Banging out the Homecoming game with the Cavalier Marching Band

Those high notes don’t just hit themselves!

If you’re at a football game and you feel like taking your jacket off, you can just…take it off. Unless you’re in UVA’s Cavalier Marching Band, in which case you wait until you’re told to take your jacket off.

Built on the principle of coordinated movement—all hats on now, left foot first, piccolos seated together—the marching band fuses its more than 275 members into a unified whole that’s capable of learning a different halftime show for every home game. When photographer Ashley Twiggs hung out with the CMB before and during the October 10 homecoming game against Indiana, she came back wowed by the level of preparation the students showed. On home game days,  “coordinated movement” means more than marching in step; it means a morning practice (that day, in the rain), lunch in matching T-shirts and shorts, and group stretches. It takes a lot to get ready for a performance before more than 60,000 people. Football players know that too, but marching band isn’t for the stardom seeker. During about 40 minutes between warm-ups and their pre-game show, band members hang out in a parking garage near Scott Stadium, sitting on golf carts, chatting, even napping.

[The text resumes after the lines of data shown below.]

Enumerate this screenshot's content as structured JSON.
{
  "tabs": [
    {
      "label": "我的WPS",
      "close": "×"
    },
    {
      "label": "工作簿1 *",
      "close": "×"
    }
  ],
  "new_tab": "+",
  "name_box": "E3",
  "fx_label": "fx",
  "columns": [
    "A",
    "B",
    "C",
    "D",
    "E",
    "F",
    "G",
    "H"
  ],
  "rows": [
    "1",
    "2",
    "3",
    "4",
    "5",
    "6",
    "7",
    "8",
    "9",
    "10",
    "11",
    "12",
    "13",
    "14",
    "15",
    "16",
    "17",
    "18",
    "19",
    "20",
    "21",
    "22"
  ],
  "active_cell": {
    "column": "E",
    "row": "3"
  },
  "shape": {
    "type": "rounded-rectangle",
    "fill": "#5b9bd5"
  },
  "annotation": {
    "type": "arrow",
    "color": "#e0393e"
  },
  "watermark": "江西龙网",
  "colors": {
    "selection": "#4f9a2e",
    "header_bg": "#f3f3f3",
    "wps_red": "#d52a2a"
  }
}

The football team can easily point to its win (47-7) as a measure of its own preparation, but the marching band might highlight a different number: five. That’s how many years it’s been in existence. Created for the 2004 season after a $1.5 million gift from Carl and Hunter Smith (and after the dissolution of the Virginia Pep Band, its more mischievous and, some said, offensive predecessor), the band is just a baby when compared with its ACC siblings.

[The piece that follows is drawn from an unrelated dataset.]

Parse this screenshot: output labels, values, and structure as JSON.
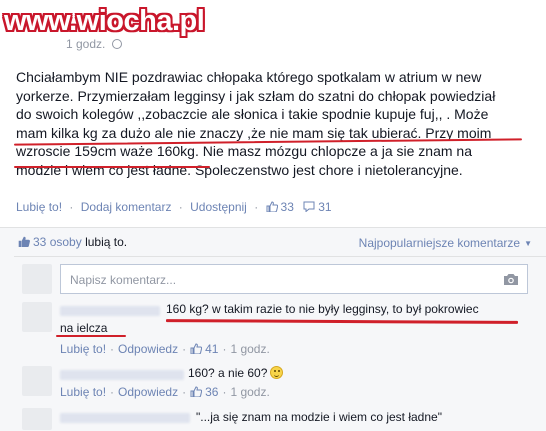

That isn’t slowing it down. It’s now got a respectable membership (bigger than University of Maryland, at 250+ members, though smaller than Virginia Tech’s 330) and the confidence to be pumped, but not nervous, about playing in a stadium that hosted U2 nine days before. At least, not so nervous for one clarinetist, during that parking garage interlude, to paint a piccolo player’s fingernails blue.


Hey, what’s your major? Matt Gillwald waits in the tunnel beneath Scott Stadium before the CMB performance.

"Tuba" is always a funny punchline, isn’t it?




It’s a big vacancy that’s left behind when the CMB takes the field for their half-time performance.